Reddit, the community-focused message board site with tens of millions of daily users, filed an S-1 form with the Securities and Exchange Commission on Thursday afternoon. 

The unprofitable 20-year-old social media company first filed confidentially for an IPO in the second half of 2021 but missed its shot at going public. Now, Bloomberg reports Reddit could debut on the New York Stock Exchange as soon as March. 

The S-1 filing disclosed Reddit's financial performance ahead of going public. It has 73 million daily users and over 100,000 active communities. Revenues jumped 21% last year to $804 million as the social media company continued to hemorrhage cash, losing $158.6 million in 2022 and $90.8 million in 2023.

Bloomberg previously reported Reddit has been advised to seek a valuation of at least $5 billion in an IPO. That is of the $10 billion valuation the company fetched in a private funding round in 2021. 

The S-1 filing also revealed the company appears to be riding the AI bubble:

"We believe our growing platform data will be a key element in the training of leading large language models ("LLMs") and serve as an additional monetization channel for Reddit." 

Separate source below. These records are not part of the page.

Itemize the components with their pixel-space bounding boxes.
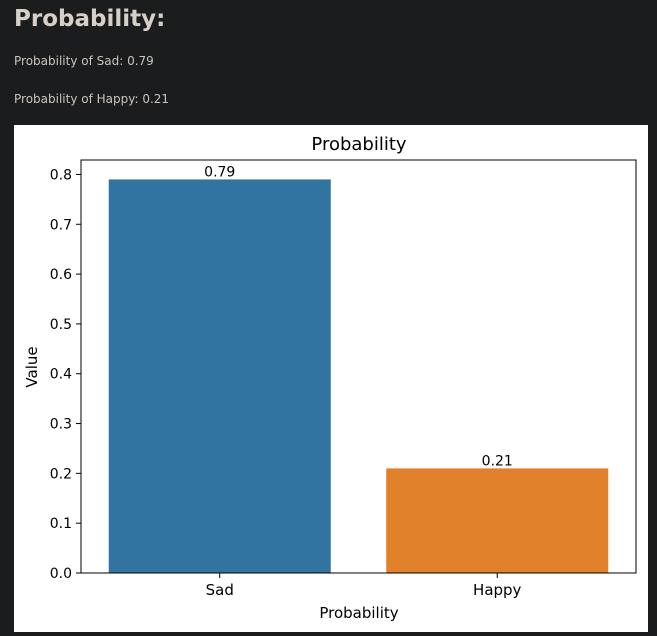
y-tick-label: 0.8 <box>50 167 72 183</box>
y-tick-label: 0.6 <box>50 267 72 283</box>
bar-happy <box>386 468 609 573</box>
y-tick-label: 0.3 <box>50 417 72 433</box>
y-axis-label: Value <box>23 346 41 387</box>
bar-chart: Probability Value Probability 0.0 0.1 0.2 0… <box>23 134 637 622</box>
chart-title: Probability <box>311 134 406 155</box>
y-tick-label: 0.5 <box>50 317 72 333</box>
bar-value-label: 0.79 <box>204 164 235 180</box>
y-tick-label: 0.2 <box>50 466 72 482</box>
y-tick-label: 0.7 <box>50 217 72 233</box>
probability-happy-text: Probability of Happy: 0.21 <box>14 92 170 106</box>
bar-value-label: 0.21 <box>482 453 513 469</box>
y-tick-label: 0.1 <box>50 516 72 532</box>
chart-canvas: Probability Value Probability 0.0 0.1 0.2 0… <box>14 125 648 632</box>
x-tick-label: Happy <box>473 581 522 599</box>
y-tick-label: 0.4 <box>50 367 72 383</box>
probability-sad-text: Probability of Sad: 0.79 <box>14 54 154 68</box>
bar-sad <box>108 179 331 573</box>
x-tick-label: Sad <box>206 581 234 599</box>
y-tick-label: 0.0 <box>50 566 72 582</box>
x-axis-label: Probability <box>319 604 398 622</box>
plot-frame <box>80 159 637 574</box>
page-title: Probability: <box>14 6 166 32</box>
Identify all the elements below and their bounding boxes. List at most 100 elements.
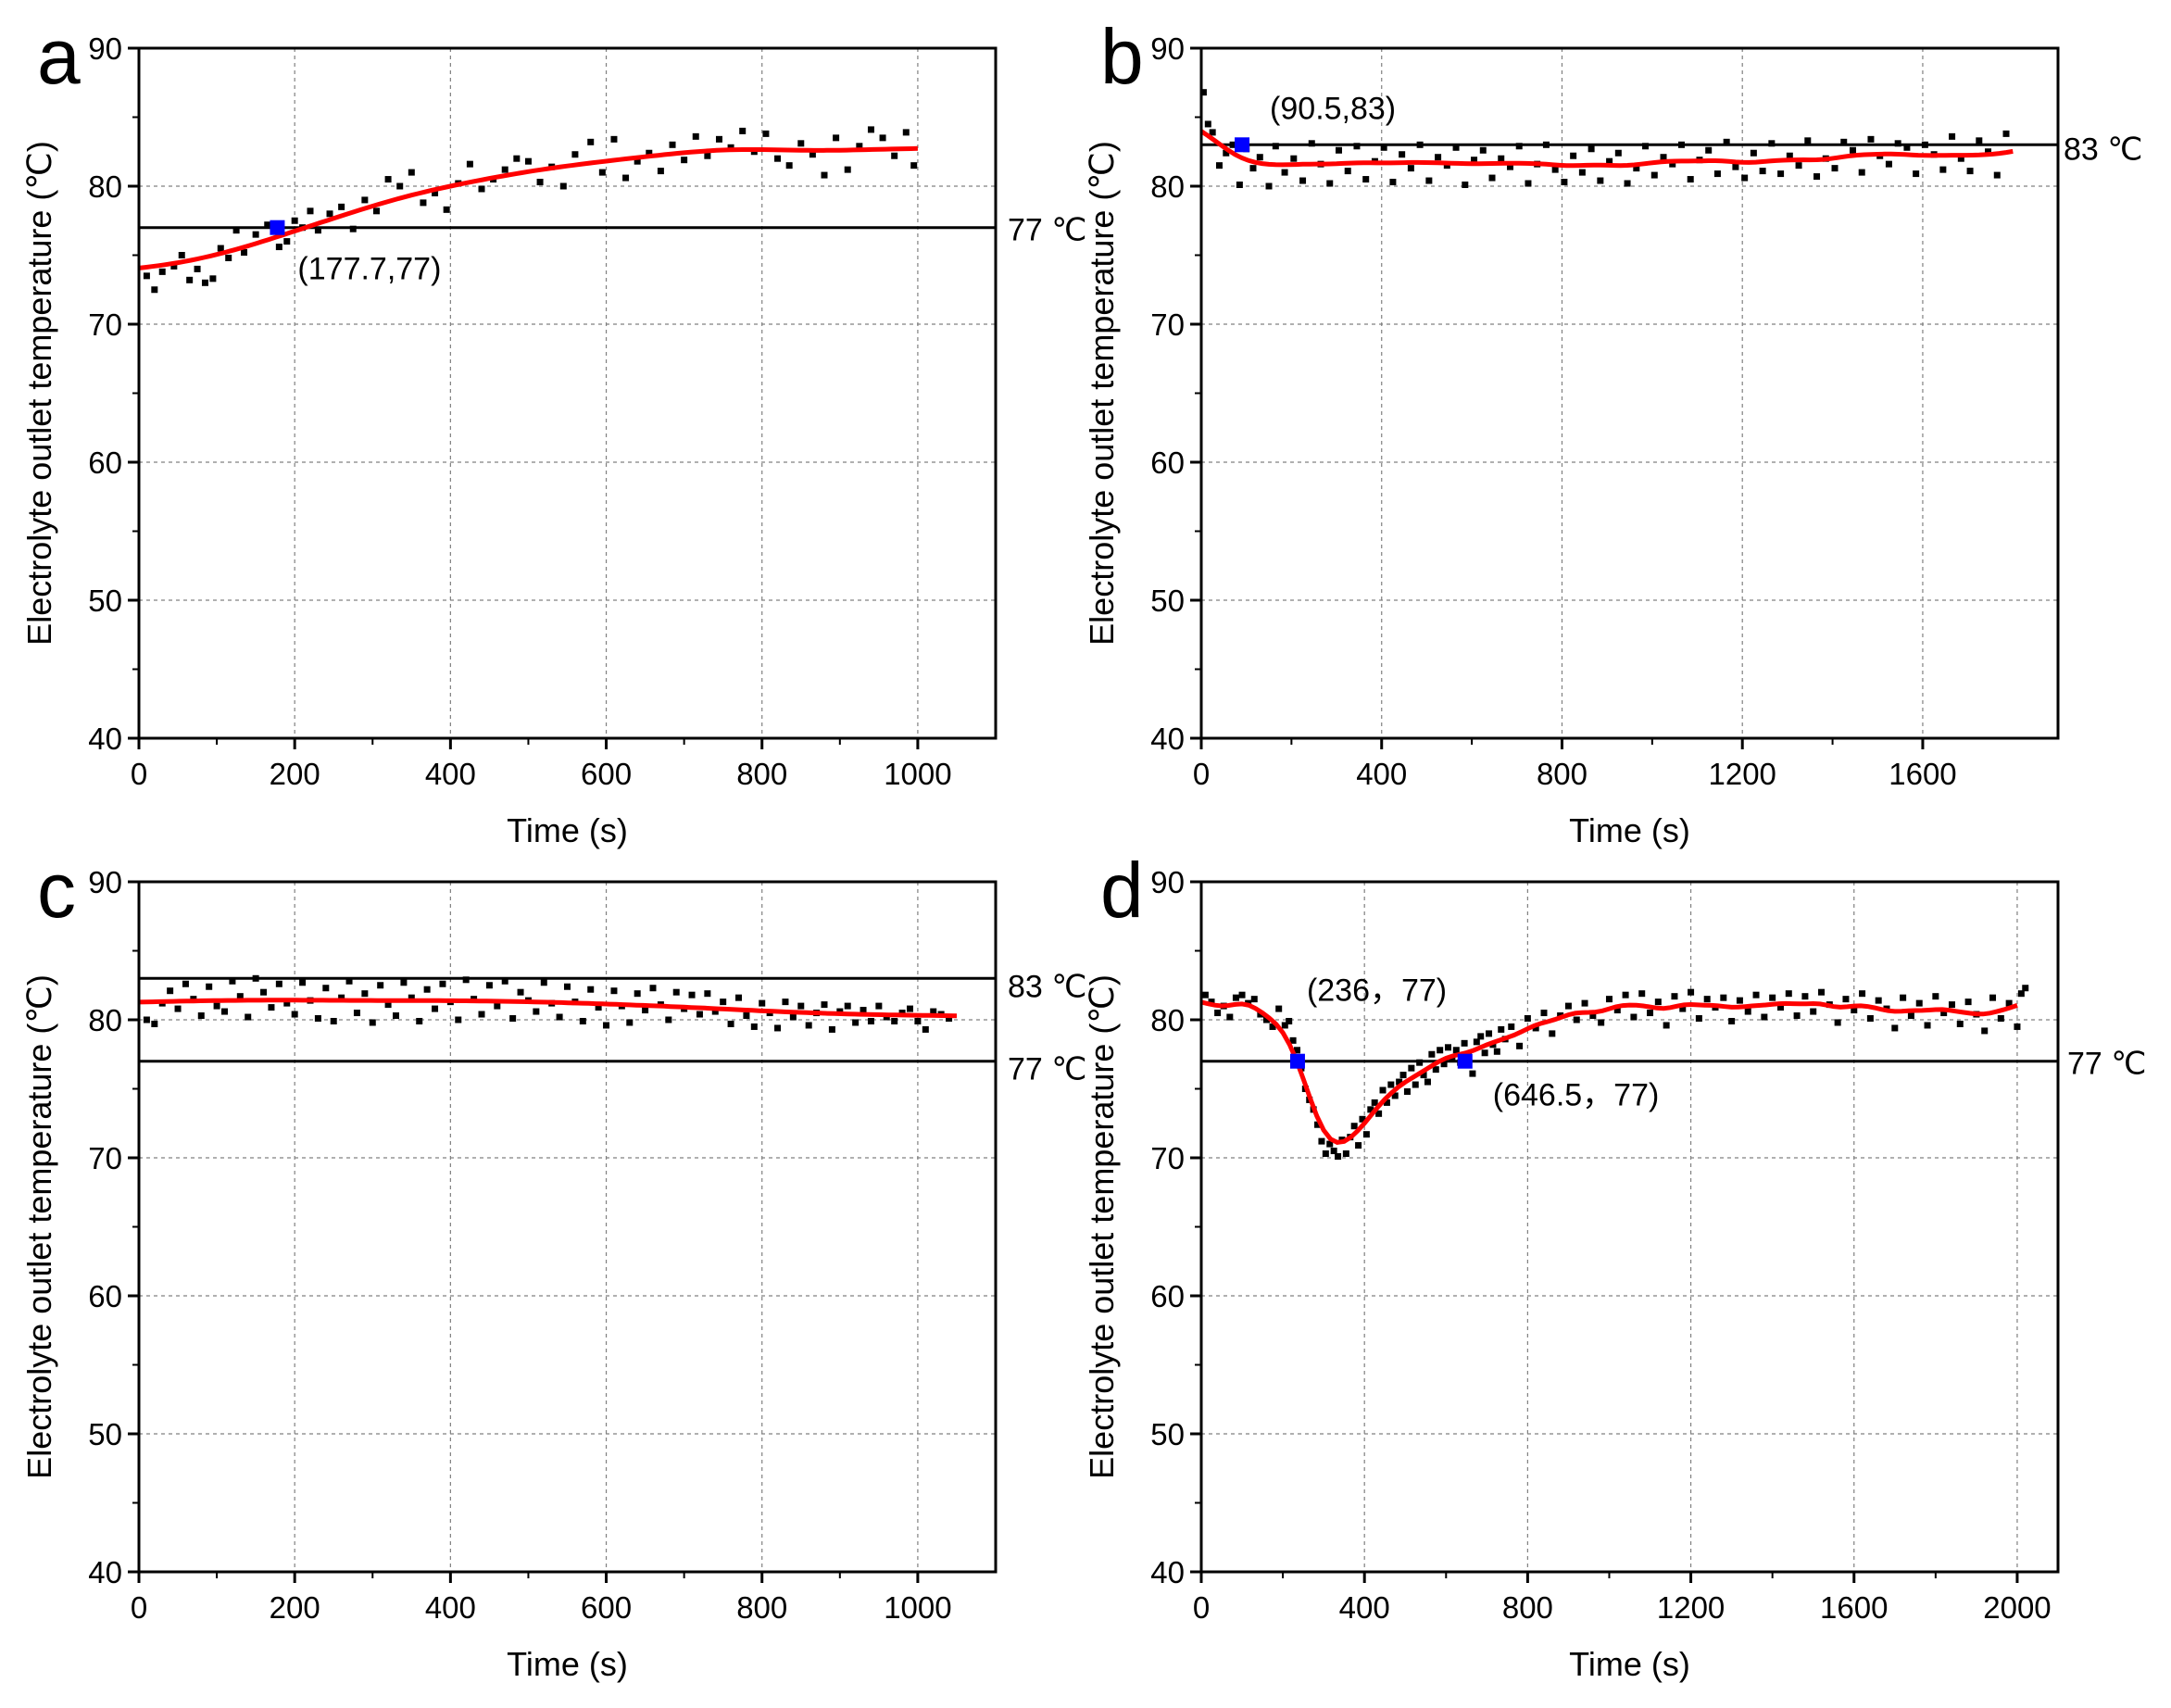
data-point [930,1008,937,1015]
panel-a: 77 ℃ (177.7,77) 0 200 400 600 800 1000 40 50 60 70 8… [20,13,1086,849]
data-point [1804,137,1812,144]
data-point [1380,144,1387,151]
data-point [1795,162,1802,170]
data-point [1379,1086,1387,1094]
data-point [626,1019,634,1026]
data-point [275,244,282,251]
data-point [170,262,178,270]
data-point [1633,165,1640,172]
data-point [1907,1012,1914,1020]
data-point [1642,143,1650,150]
data-point [1524,1015,1531,1023]
data-point [536,179,544,186]
x-tick-label: 0 [1193,1590,1210,1625]
data-point [1677,141,1685,148]
data-point [821,1001,828,1009]
x-axis-title: Time (s) [1569,1645,1690,1683]
data-point [485,982,493,989]
data-point [1498,1025,1505,1033]
data-point [1589,1012,1597,1020]
data-point [1587,145,1595,153]
data-point [236,993,244,1000]
data-point [400,979,408,986]
data-point [432,1005,439,1012]
reference-line-label: 77 ℃ [1008,1052,1086,1087]
data-point [396,182,404,190]
data-point [1525,180,1532,187]
data-point [1461,1039,1468,1047]
data-point [1391,1092,1399,1099]
data-point [1561,179,1568,186]
data-point [704,990,711,998]
data-point [423,986,431,993]
data-point [1289,1036,1297,1044]
data-point [750,1023,758,1030]
data-point [1810,1008,1817,1015]
x-tick-label: 400 [1339,1590,1390,1625]
y-tick-label: 70 [88,308,122,342]
data-point [501,977,508,985]
crossing-label: (177.7,77) [297,252,441,287]
data-point [1622,991,1629,998]
data-point [1688,988,1695,996]
data-point [587,138,595,145]
data-point [681,157,688,164]
y-tick-label: 70 [88,1141,122,1175]
x-tick-label: 800 [1537,757,1587,791]
data-point [1885,160,1892,168]
data-point [1508,1023,1515,1030]
data-point [1371,1099,1378,1106]
reference-line-label: 83 ℃ [1008,969,1086,1004]
data-point [1732,163,1739,170]
x-tick-label: 1200 [1708,757,1776,791]
data-point [797,1002,805,1010]
data-point [1993,171,2001,179]
x-tick-label: 0 [1193,757,1210,791]
data-point [1477,1033,1485,1040]
data-point [494,1002,501,1010]
y-tick-label: 60 [88,1279,122,1313]
data-point [1435,154,1442,161]
data-point [1204,120,1211,128]
y-tick-label: 60 [1150,1279,1185,1313]
data-point [1294,1047,1301,1054]
data-point [860,1007,867,1014]
data-point [1420,1072,1427,1079]
data-point [158,268,166,275]
data-point [891,152,898,159]
data-point [1551,166,1559,173]
data-point [151,286,158,294]
data-point [1867,135,1875,143]
panel-letter: b [1100,13,1144,100]
data-point [264,221,271,229]
data-point [1570,152,1577,159]
data-point [910,162,918,170]
data-point [1818,988,1826,996]
data-point [439,980,446,987]
data-point [1469,1070,1476,1077]
data-point [622,174,630,182]
data-point [805,1022,812,1029]
data-point [291,1011,298,1018]
data-point [1647,1010,1654,1017]
data-point [2022,985,2029,992]
data-point [384,176,392,183]
data-point [322,985,330,992]
data-point [245,1013,252,1021]
data-point [649,985,657,992]
data-point [275,980,282,987]
data-point [1976,137,1983,144]
data-point [1939,166,1947,173]
data-point [201,279,208,286]
x-tick-label: 600 [581,757,632,791]
data-point [856,143,863,150]
data-point [443,206,450,213]
data-point [1932,993,1939,1000]
data-point [1488,174,1496,182]
data-point [1399,151,1406,158]
data-point [2002,130,2010,137]
data-point [1440,1061,1448,1068]
data-point [642,1007,649,1014]
data-point [946,1015,953,1023]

The filing showed OpenAI CEO Sam Altman owns an 8.7% stake, making him the third-largest shareholder. 

Ahead of the filing, Reuters reported Reddit signed a deal with Google to make its content available for training the search engine AI models. 

Timing the IPO in the midst of an AI bubble is risky business. 

"We are going public to advance our mission and become a stronger company," Reddit's chief executive and co-founder, Steve Huffman, wrote in the filing.